[BioPython] bioperl idl

Mon, 20 Sep 1999 09:27:01 +0100 (BST)

On Sun, 19 Sep 1999, Andrew Dalke wrote:

> [Ewan's IDL]
> 
> Let my start by asking a dumb question.  What does strand type (as in
> + or -) mean?  Or do you have a URL for me (a protein person by
> training) to read?

Locations on DNA sequence can be on either strand or on 'both' strands.
(hence either '+','-' or '.' or - my preferred notation, 1,-1,0).

Other question - I prefer knuth/C style numbering system, but the rest
of bioinformatics has standardised on "biological" numbering schemes
(ie, 1..3 is a 3 long string, starting at the first place). Annoying or
what.

If I were you I would stick to that.
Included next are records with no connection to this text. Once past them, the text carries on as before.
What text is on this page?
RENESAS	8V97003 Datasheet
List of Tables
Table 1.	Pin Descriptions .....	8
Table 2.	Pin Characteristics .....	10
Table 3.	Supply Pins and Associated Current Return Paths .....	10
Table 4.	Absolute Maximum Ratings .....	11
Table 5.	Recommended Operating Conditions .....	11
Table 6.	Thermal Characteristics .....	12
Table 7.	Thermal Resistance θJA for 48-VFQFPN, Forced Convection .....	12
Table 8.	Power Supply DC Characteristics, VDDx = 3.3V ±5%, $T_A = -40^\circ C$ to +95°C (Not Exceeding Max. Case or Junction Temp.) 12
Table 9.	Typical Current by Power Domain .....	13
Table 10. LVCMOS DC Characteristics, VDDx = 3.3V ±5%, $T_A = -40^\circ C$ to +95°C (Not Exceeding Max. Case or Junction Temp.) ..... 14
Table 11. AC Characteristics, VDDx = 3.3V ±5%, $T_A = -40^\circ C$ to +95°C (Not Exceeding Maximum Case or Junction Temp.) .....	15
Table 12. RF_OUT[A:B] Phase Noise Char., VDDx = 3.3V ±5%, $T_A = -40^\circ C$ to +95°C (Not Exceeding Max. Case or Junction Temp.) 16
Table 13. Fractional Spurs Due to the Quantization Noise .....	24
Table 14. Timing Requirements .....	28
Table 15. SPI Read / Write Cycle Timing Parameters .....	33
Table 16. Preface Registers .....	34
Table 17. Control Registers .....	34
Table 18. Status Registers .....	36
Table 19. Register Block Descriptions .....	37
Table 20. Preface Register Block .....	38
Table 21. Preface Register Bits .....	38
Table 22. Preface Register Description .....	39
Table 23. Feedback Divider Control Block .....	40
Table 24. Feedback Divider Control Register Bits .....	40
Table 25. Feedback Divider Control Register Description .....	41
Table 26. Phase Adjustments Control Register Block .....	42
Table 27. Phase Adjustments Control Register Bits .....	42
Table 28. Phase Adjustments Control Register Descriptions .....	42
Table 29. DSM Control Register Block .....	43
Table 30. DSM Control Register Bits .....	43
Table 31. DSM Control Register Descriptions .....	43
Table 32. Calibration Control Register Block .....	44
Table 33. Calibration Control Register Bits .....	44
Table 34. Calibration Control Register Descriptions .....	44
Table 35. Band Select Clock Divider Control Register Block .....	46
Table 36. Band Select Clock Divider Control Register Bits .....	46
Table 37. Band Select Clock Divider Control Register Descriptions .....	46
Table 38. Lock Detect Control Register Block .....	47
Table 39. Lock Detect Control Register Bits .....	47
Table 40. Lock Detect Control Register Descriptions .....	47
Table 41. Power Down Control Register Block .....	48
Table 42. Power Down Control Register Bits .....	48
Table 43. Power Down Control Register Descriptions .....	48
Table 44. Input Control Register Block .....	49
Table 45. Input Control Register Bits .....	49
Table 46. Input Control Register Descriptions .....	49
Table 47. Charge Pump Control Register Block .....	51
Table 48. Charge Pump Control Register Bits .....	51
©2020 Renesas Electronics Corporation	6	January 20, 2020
It just confuses people converting
from biology otherwise.

> 
> 
> You have a type() method to get the sequence type.  What about
> picking another name?  Python defines a "type()" function, which
> is not a reserved word and will never have a conflict with the
> method name.

actually in bioperl I am using moltype. (molecular type).

> You have a "Comment" string data type which is
> 
> >  // just a list of strings.
> >  interface Comment : ReleaseableObject {
> >    sequence <string> comments;
> >    bool is_html;
> >  }
> 
> This doesn't feel right, for a couple of reasons.  Why is it a list of
> strings, rather than a single string separated by newlines?  Is it the
> cross-platform newline issue?  I would rather have things as a single
> string (with a defined "\n", "\r" or "\r\n") than lots of strings.
> 
> Also, the is_html isn't very nice.  What about support for other
> formats?  This is exactly the problem that MIME solves, so you could
> have
> 
>   interface Comment : ReleaseableObject {
>     string mime_type;
>     string comment;
>   }

I think this is pretty good. I was thinking of something similar. It is
just that Comments in most bioinformatics databases are best represented
as a list of strings, each string a line. This is the natural way to
process them. Is 

sequence <string> comments
string mime_type

so bad?

> 
> URL stands for Uniform Resource Location (or "Universal" if you've
> been around long enough :).  URN stands for Uniform Resource Names
> (RFC 2141 at http://www.cis.ohio-state.edu/htbin/rfc/rfc2141.html).
> 

Right. I know them. I am just representing what is common usage in
bioinformatics. The dbxref is like URNs except that the first and
second part are officially split apart. But one could merge them.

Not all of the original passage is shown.